The task bar is nice. It’s very Mac OS X-like, in that apps can be pinned to it, and you click on them to start the app. As such, the quick launch bar is gone, because it’s unnecessary. Some apps that minimize to the system tray confuse the task bar, though, and it loses track of the running app. Usually that’s an easy fix, telling your app not to minimize to the system tray. All of the interface that was introduced with Windows 95 is gone now, replaced with a more polished version of the Aero themes. If you liked that classic look you will need to adjust, the injustice of which I’m sure will fuel millions of blog posts. I haven’t had too much trouble with the switch, though I did customize my desktop to include the “Computer” and “Network” icons again, as well as my home directory. You can still rename those icons to whatever you want. In my case, every computer I’ve had since Windows 98 has had it’s Computer icon renamed to “This Infernal Contraption.” Sometimes you can tell I subscribe to the “all OSes suck” school of thought.

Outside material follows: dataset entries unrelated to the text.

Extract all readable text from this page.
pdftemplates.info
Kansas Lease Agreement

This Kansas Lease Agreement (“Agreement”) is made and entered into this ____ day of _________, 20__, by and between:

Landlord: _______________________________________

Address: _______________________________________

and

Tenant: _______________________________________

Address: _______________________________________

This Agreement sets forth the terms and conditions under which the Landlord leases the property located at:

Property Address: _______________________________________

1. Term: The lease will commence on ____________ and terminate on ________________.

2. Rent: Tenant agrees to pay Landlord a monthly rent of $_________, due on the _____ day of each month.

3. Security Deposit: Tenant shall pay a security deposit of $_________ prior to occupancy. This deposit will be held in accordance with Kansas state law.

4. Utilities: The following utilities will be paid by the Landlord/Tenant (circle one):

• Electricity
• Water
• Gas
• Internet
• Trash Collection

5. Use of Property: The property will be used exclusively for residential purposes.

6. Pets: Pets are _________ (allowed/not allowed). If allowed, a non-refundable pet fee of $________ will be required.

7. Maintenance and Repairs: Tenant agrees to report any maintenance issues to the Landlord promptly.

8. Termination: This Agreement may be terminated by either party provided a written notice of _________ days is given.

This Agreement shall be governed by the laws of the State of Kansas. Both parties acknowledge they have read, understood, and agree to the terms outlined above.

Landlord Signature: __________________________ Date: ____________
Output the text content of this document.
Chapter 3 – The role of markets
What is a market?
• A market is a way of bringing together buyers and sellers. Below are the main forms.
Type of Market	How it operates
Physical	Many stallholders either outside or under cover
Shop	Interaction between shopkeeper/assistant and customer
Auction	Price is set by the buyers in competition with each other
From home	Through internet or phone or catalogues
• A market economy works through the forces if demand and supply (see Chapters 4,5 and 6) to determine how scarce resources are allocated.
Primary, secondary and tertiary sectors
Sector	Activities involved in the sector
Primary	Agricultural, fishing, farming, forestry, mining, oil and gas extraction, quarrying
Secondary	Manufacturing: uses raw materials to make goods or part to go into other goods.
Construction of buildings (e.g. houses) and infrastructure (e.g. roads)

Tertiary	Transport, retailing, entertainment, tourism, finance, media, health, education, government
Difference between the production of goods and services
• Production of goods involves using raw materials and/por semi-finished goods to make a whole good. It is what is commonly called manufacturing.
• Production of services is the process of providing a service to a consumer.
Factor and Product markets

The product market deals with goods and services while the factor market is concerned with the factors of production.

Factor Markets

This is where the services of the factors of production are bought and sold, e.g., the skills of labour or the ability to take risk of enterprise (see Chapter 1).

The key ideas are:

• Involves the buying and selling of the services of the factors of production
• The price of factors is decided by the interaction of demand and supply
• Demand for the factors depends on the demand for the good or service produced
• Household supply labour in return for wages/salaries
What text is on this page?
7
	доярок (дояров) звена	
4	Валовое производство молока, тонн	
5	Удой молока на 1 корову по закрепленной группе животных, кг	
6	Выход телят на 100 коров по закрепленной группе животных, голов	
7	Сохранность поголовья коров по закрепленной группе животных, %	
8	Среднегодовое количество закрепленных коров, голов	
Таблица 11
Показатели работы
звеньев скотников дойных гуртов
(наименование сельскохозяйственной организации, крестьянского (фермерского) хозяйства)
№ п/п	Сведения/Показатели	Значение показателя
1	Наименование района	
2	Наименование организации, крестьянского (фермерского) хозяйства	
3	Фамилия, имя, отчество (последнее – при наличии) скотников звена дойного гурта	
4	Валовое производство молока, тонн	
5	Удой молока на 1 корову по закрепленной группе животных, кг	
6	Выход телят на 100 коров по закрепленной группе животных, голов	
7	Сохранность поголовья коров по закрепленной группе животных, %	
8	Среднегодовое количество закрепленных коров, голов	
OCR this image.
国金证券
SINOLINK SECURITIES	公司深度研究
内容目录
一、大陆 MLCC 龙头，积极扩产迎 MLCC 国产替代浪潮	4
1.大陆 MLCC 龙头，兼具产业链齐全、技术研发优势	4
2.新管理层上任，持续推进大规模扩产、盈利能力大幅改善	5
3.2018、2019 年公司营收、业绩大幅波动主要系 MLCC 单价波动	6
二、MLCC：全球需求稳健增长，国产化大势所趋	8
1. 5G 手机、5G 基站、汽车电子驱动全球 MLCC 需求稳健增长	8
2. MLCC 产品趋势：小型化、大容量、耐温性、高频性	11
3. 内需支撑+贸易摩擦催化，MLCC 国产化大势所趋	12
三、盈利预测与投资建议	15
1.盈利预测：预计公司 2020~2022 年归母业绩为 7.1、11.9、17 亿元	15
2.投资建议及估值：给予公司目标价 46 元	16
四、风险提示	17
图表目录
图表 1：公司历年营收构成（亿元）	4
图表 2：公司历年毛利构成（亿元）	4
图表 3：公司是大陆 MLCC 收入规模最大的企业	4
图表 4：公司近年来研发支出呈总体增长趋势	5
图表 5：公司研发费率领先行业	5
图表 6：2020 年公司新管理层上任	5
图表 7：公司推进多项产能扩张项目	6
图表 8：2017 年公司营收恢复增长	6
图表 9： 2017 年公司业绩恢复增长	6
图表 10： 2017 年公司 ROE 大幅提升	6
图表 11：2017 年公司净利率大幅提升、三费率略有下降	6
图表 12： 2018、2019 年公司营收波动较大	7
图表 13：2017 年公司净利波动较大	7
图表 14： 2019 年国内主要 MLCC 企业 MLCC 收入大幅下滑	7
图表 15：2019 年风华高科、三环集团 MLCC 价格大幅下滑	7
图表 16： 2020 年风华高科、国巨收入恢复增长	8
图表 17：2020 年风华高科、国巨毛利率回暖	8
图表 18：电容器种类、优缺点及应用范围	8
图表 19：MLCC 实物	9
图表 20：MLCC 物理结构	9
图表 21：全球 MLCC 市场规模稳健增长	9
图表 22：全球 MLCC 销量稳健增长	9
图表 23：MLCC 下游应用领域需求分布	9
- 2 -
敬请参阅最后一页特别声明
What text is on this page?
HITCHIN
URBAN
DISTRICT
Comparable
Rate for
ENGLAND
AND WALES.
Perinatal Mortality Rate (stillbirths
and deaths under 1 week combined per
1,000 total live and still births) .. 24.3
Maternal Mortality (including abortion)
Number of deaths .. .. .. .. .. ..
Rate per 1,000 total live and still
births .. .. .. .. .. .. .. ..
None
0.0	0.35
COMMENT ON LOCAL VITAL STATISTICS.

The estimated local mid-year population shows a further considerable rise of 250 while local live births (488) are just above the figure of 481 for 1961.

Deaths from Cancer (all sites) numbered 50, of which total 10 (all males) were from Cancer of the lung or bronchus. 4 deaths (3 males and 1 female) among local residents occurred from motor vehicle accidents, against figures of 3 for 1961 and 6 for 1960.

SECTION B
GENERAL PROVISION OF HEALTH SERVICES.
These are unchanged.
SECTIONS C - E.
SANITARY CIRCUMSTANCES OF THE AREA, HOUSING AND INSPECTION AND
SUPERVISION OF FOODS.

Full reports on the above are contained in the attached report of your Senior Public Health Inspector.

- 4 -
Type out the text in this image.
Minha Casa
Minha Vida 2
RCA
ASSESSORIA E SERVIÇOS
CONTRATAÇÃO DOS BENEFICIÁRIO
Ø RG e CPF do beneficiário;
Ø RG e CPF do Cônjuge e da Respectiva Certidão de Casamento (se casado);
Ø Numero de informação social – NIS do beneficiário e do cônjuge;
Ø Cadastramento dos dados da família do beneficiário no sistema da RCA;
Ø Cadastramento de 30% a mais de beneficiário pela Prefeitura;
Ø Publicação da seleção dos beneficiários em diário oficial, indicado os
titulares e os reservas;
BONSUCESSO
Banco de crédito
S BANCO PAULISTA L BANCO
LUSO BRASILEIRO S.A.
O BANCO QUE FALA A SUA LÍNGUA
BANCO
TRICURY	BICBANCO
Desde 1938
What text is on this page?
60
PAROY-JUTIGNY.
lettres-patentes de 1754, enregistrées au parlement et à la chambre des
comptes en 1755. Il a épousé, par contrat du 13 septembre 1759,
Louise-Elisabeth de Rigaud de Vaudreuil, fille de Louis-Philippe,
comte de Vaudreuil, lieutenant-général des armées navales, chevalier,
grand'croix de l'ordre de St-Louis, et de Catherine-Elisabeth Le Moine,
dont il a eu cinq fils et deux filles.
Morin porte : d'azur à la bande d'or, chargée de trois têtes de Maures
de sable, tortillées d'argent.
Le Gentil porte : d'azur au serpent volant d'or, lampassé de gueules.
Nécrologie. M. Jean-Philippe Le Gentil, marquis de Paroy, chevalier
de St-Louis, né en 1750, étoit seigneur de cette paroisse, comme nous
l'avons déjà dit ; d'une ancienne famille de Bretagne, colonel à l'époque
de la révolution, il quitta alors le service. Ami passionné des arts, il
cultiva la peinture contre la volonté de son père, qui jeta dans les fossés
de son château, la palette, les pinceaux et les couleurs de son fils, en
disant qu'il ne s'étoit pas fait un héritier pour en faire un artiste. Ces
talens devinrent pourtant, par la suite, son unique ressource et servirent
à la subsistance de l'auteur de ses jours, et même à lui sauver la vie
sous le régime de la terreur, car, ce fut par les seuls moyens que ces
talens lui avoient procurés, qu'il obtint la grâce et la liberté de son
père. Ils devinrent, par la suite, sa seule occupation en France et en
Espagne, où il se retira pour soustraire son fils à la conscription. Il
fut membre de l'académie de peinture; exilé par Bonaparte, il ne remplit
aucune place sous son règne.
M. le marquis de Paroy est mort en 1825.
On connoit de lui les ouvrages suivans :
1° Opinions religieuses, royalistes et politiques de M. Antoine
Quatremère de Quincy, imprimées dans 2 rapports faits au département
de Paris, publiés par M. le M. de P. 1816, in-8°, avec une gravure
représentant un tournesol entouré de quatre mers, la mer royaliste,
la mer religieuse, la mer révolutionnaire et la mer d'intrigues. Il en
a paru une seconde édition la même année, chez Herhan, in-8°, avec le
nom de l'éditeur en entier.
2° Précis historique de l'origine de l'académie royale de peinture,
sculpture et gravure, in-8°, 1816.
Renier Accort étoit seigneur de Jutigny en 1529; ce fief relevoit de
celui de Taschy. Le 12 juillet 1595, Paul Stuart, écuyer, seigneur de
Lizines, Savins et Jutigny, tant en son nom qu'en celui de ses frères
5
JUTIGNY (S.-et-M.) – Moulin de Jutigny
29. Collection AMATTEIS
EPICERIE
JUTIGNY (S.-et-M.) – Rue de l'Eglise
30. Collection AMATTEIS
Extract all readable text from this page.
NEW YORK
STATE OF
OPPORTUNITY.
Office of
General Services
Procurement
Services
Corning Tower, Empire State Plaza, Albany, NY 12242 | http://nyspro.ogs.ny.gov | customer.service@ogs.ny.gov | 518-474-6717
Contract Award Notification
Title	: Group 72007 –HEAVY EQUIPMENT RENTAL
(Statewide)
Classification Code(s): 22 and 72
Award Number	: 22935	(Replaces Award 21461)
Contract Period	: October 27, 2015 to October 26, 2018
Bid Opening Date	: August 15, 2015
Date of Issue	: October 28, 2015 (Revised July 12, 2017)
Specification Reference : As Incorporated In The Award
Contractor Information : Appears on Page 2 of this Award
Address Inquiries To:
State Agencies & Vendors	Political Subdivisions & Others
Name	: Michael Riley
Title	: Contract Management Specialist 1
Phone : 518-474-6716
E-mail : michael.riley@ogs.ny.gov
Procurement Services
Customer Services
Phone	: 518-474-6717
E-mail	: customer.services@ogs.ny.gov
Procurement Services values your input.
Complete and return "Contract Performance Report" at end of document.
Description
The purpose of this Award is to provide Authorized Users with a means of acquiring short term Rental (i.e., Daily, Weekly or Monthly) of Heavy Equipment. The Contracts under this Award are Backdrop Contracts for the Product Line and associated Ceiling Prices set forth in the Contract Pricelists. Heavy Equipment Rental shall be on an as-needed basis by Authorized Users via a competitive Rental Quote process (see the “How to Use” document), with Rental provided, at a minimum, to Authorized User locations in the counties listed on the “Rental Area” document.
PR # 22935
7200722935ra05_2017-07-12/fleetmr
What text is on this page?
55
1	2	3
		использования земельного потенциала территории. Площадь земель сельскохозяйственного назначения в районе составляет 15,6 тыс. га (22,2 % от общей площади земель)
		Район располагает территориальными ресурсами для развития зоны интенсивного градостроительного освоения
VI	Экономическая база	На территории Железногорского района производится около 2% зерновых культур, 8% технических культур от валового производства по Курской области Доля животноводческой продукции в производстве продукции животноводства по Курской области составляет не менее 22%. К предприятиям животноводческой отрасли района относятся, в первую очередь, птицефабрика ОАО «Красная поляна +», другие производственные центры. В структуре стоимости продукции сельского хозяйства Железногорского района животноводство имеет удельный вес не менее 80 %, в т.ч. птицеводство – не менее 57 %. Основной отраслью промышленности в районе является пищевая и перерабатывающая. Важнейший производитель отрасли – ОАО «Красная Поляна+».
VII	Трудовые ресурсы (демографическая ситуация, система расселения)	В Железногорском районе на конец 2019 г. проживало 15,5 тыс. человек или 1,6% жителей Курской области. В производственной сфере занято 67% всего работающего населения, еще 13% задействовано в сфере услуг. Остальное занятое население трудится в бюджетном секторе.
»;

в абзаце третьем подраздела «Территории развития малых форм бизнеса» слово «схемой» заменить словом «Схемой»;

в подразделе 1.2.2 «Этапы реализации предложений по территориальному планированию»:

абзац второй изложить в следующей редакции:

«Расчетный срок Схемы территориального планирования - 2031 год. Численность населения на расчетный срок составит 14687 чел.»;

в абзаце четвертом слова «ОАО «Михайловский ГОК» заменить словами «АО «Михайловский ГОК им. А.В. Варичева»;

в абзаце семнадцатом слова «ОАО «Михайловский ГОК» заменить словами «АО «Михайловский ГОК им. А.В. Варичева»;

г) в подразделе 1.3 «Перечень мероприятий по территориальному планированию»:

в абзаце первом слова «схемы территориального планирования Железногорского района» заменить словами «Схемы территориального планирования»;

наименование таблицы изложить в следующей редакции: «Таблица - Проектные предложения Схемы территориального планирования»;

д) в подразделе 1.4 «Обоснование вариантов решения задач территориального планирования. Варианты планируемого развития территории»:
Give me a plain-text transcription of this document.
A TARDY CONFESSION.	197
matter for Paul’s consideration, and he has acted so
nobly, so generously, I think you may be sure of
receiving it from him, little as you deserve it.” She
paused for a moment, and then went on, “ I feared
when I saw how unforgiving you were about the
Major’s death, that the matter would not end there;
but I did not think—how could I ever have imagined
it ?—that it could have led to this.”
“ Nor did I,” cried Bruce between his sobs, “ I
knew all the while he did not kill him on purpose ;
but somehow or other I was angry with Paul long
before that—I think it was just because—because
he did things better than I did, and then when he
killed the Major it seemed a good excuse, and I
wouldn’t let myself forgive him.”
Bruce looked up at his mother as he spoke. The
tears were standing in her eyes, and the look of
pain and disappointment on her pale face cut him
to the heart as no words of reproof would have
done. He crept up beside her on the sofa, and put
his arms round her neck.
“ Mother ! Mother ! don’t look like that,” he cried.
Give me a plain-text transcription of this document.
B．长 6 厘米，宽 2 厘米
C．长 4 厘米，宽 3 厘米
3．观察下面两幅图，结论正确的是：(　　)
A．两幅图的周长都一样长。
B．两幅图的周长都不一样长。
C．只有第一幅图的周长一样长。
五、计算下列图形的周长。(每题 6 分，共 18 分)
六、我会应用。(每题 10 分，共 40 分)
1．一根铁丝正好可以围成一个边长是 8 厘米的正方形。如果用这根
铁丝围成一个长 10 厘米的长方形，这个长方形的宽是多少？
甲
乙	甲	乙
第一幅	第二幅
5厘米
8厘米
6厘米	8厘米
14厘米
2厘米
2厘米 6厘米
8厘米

User Account Control has been toned down, in that it’s still around but seems to know what’s relevant now. I haven’t shut it off yet, which is a huge win for Microsoft in this area. The Action Center is nice, consolidating a lot of the alerts about antivirus, Windows Update, and other security settings into one icon in the system tray. There are a lot of incremental improvements everywhere, from the calculator getting a programmer mode to adding default scheduled tasks for defragmentation. PowerShell is also included now, too. The system tray itself lets you easily customize the icons it has in it, from the default of “hide everything possible.” Hiding everything by default is a bit annoying, but so many things stick useless icons in the system tray that it seems like a decent default now.
I can’t speak for any improvements in Internet Explorer 8, as I used it to download Firefox, then closed it immediately and “unpinned” it from the task bar. I’ve always seen IE as a kludgy mess, and it doesn’t look like there have been many UI improvements for it in version 8. Maybe it is awesome now… I won’t ever know. I also haven’t tried the HomeGroup features, which let machines that know a shared secret passphrase interact with each other more easily. Seems like it’d be a nice option for home networks.
Overall, Windows 7 feels faster. If Vista went to the Oracle in The Matrix it would get the same comments that Neo did: “Seems like you’re waiting for something… your next life, who knows?” Microsoft has definitely figured out what was holding it back. They might have even staved off my getting a Macintosh for my next machine. With at least a year until the final product ships they’ve got ample time to screw this up, but if they keep polishing they might actually come out with a worthy successor to XP.